Well, the \(O(1/x)\) factors are not arbitrary, independent things. They come from the same place: the tails of the sum \(\sum \frac{\chi(k)}{k}\text{.}\) Specifically, we have
\begin{equation} \left| \sum_{k \gt x} \frac{\chi(k)}{k} \right| \leq C \cdot \frac{1}{x}\tag{7.6.15} \end{equation}
for some constant \(C\) that doesn’t depend on \(x\text{.}\) In particular that means
\begin{equation*} \left| \sum_{k \gt \frac{x}{d}} \frac{\chi(k)}{k} \right| \leq C \cdot \frac{d}{x} \end{equation*}
where the constant \(C\) doesn’t depend on \(x\) or on \(d\text{.}\) So, the sum we’re trying to bound can now be bounded:
\begin{equation} \left| \sum_{d \leq x} \frac{\chi(d)\Lambda(d)}{d} O\left(\frac{d}{x}\right) \right| \leq \sum_{d \leq x} \left| \frac{\chi(d)\Lambda(d)}{d} \cdot C \cdot \frac{d}{x} \right| \leq \frac{C}{x} \sum_{d \leq x} \Lambda(d)\tag{7.6.16} \end{equation}
and again, the sum of \(\Lambda(d)\) is equal to \(\psi(x)\) which is \(O(x)\text{.}\)
In conclusion,
\begin{equation} L(1,\chi) \sum_{d \leq x} \frac{\chi(d) \Lambda(d)}{d} + O(1) = \sum_{n \leq x} \frac{\chi(n)\log(n)}{n} = O(1)\tag{7.6.17} \end{equation}
and so therefore
\begin{equation} L(1,\chi) \sum_{d \leq x} \frac{\chi(d) \Lambda(d)}{d} = O(1)\tag{7.6.18} \end{equation}
Finally, since \(L(1,\chi) \neq 0\text{,}\) we can divide to get that the sum is \(O(1)\) as claimed.
Remark 7.6.5.
It could have all gone wrong if it had been
\begin{equation*} \sum_{d \leq x} \chi(d)\Lambda(d) \cdot O\left(\frac{1}{x}\right) = \sum_{d \leq x} \chi(d)\Lambda(d) \cdot \frac{C_d}{x} \end{equation*}
with \(C_d \to \infty\text{.}\) This highlights the importance of knowing when the implicit constant in big O notation is dependent or independent of other variables.

Proof: Zero case.

Assume that \(L(1,\chi) = 0\text{.}\) We will show that \(\log x + \sum_{n \leq x} \frac{\chi(n)\Lambda(n)}{n}\) is bounded.
Recall the identities
\begin{equation*} \Lambda(n) = \sum_{d \mid n} \mu(d) \log \frac{n}{d} = - \sum_{d \mid n} \mu(d) \log d\text{.} \end{equation*}
(As a reminder: We have mentioned the identity \(\log n = \sum_{d \mid n} \Lambda(d)\text{.}\) Then Möbius inversion gives \(\Lambda = \mu * \log\text{,}\) which is the first equality.
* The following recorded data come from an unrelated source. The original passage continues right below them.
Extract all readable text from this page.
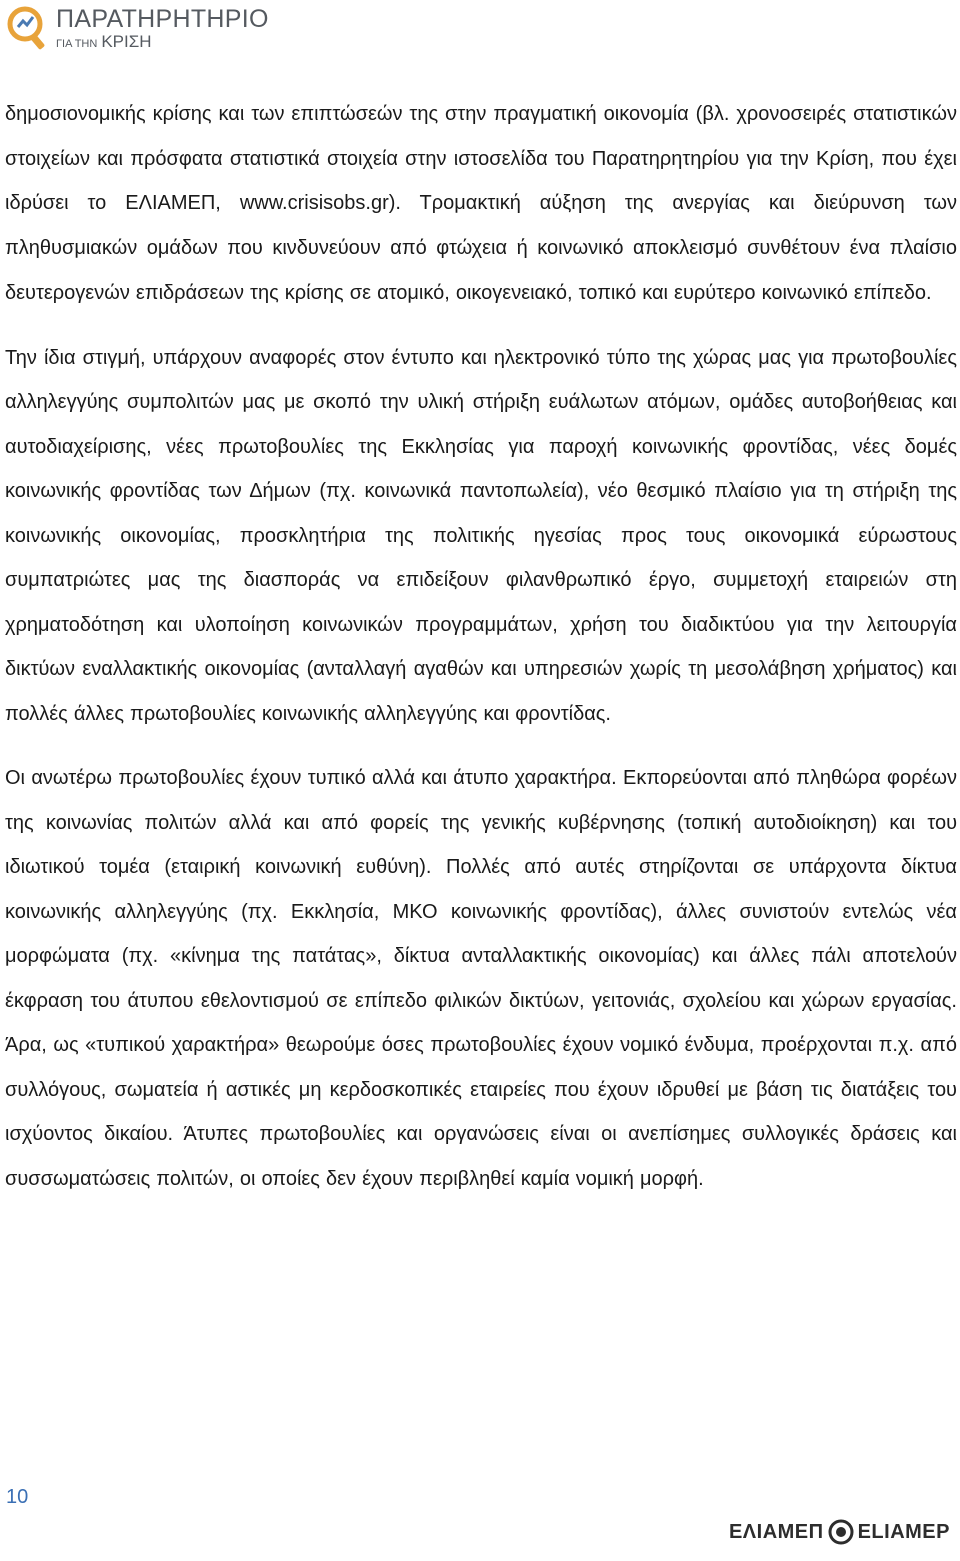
ΠΑΡΑΤΗΡΗΤΗΡΙΟ
ΓΙΑ ΤΗΝ ΚΡΙΣΗ

δημοσιονομικής κρίσης και των επιπτώσεών της στην πραγματική οικονομία (βλ. χρονοσειρές στατιστικών στοιχείων και πρόσφατα στατιστικά στοιχεία στην ιστοσελίδα του Παρατηρητηρίου για την Κρίση, που έχει ιδρύσει το ΕΛΙΑΜΕΠ, www.crisisobs.gr). Τρομακτική αύξηση της ανεργίας και διεύρυνση των πληθυσμιακών ομάδων που κινδυνεύουν από φτώχεια ή κοινωνικό αποκλεισμό συνθέτουν ένα πλαίσιο δευτερογενών επιδράσεων της κρίσης σε ατομικό, οικογενειακό, τοπικό και ευρύτερο κοινωνικό επίπεδο.

Την ίδια στιγμή, υπάρχουν αναφορές στον έντυπο και ηλεκτρονικό τύπο της χώρας μας για πρωτοβουλίες αλληλεγγύης συμπολιτών μας με σκοπό την υλική στήριξη ευάλωτων ατόμων, ομάδες αυτοβοήθειας και αυτοδιαχείρισης, νέες πρωτοβουλίες της Εκκλησίας για παροχή κοινωνικής φροντίδας, νέες δομές κοινωνικής φροντίδας των Δήμων (πχ. κοινωνικά παντοπωλεία), νέο θεσμικό πλαίσιο για τη στήριξη της κοινωνικής οικονομίας, προσκλητήρια της πολιτικής ηγεσίας προς τους οικονομικά εύρωστους συμπατριώτες μας της διασποράς να επιδείξουν φιλανθρωπικό έργο, συμμετοχή εταιρειών στη χρηματοδότηση και υλοποίηση κοινωνικών προγραμμάτων, χρήση του διαδικτύου για την λειτουργία δικτύων εναλλακτικής οικονομίας (ανταλλαγή αγαθών και υπηρεσιών χωρίς τη μεσολάβηση χρήματος) και πολλές άλλες πρωτοβουλίες κοινωνικής αλληλεγγύης και φροντίδας.

Οι ανωτέρω πρωτοβουλίες έχουν τυπικό αλλά και άτυπο χαρακτήρα. Εκπορεύονται από πληθώρα φορέων της κοινωνίας πολιτών αλλά και από φορείς της γενικής κυβέρνησης (τοπική αυτοδιοίκηση) και του ιδιωτικού τομέα (εταιρική κοινωνική ευθύνη). Πολλές από αυτές στηρίζονται σε υπάρχοντα δίκτυα κοινωνικής αλληλεγγύης (πχ. Εκκλησία, ΜΚΟ κοινωνικής φροντίδας), άλλες συνιστούν εντελώς νέα μορφώματα (πχ. «κίνημα της πατάτας», δίκτυα ανταλλακτικής οικονομίας) και άλλες πάλι αποτελούν έκφραση του άτυπου εθελοντισμού σε επίπεδο φιλικών δικτύων, γειτονιάς, σχολείου και χώρων εργασίας. Άρα, ως «τυπικού χαρακτήρα» θεωρούμε όσες πρωτοβουλίες έχουν νομικό ένδυμα, προέρχονται π.χ. από συλλόγους, σωματεία ή αστικές μη κερδοσκοπικές εταιρείες που έχουν ιδρυθεί με βάση τις διατάξεις του ισχύοντος δικαίου. Άτυπες πρωτοβουλίες και οργανώσεις είναι οι ανεπίσημες συλλογικές δράσεις και συσσωματώσεις πολιτών, οι οποίες δεν έχουν περιβληθεί καμία νομική μορφή.

10
ΕΛΙΑΜΕΠ ELIAMEP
The second equality is algebraic simplification.)
Using these identities,
\begin{align} \sum_{d \mid n} \mu(d) \log \frac{x}{d} \amp = (\log x) \sum_{d \mid n} \mu(d) - \sum_{d \mid n} \mu(d) \log d \tag{7.6.19}\\ \amp = (\log x) \sum_{d \mid n} \mu(d) + \Lambda(n) \tag{7.6.20}\\ \amp = \begin{cases} \log x, \amp \text{if } n = 1 \\ \Lambda(n), \amp \text{if } n \gt 1 \end{cases}\tag{7.6.21} \end{align}
because if \(n = 1\) then \(\sum_{d \mid n} \mu(d) = 1\) and \(\Lambda(n) = 0\text{,}\) while if \(n \gt 1\) then \(\sum_{d \mid n} \mu(d) = 0\text{.}\)
Now we consider \(\log x + \sum_{n \leq x} \frac{\chi(n) \Lambda(n)}{n}\text{,}\) with the goal of showing it is bounded. Both of the expressions \(\log x\) and \(\Lambda(n)\) can be replaced with \(\sum_{d \mid n} \mu(d) \log \frac{x}{d}\text{.}\) In addition, when \(n=1\) we have \(\frac{\chi(n)}{n} = \frac{\chi(1)}{1} = 1\text{.}\) After we make this substitution, we will interchange the order of summation:
\begin{align} \log x + \sum_{n \leq x} \frac{\chi(n)\Lambda(n)}{n} \amp = \sum_{n \leq x} \frac{\chi(n)}{n} \sum_{d \mid n} \mu(d) \log \frac{x}{d}\tag{7.6.22}\\ \amp = \sum_{d \leq x} \mu(d) \log \frac{x}{d} \sum_{k \leq \frac{x}{d}} \frac{\chi(dk)}{dk}\tag{7.6.23}\\ \amp = \sum_{d \leq x} \mu(d) \left( \log \frac{x}{d}\right) \frac{\chi(d)}{d} \sum_{k \leq \frac{x}{d}} \frac{\chi(k)}{k}\tag{7.6.24}\\ \amp = \sum_{d \leq x} \mu(d) \left( \log \frac{x}{d}\right) \frac{\chi(d)}{d} \left( L(1,\chi) + O\left(\frac{d}{x} \right) \right)\tag{7.6.25}\\ \amp = \sum_{d \leq x} \mu(d) \left( \log \frac{x}{d}\right) \frac{\chi(d)}{d} \cdot O\left(\frac{d}{x} \right)\tag{7.6.26}\\ \amp = O\left(\frac{1}{x}\right) \sum_{d \leq x} \mu(d) \left( \log \frac{x}{d} \right) \chi(d)\tag{7.6.27}\\ \amp = O\left(\frac{1}{x}\right) O\left(\sum_{d \leq x} \log \frac{x}{d} \right)\tag{7.6.28}\\ \amp = O(1) \quad \text{(!!) (Exercise)}\tag{7.6.29} \end{align}
Therefore \(\sum_{n \leq x} \frac{\chi(n)\Lambda(n)}{n} = -\log x + O(1)\text{.}\)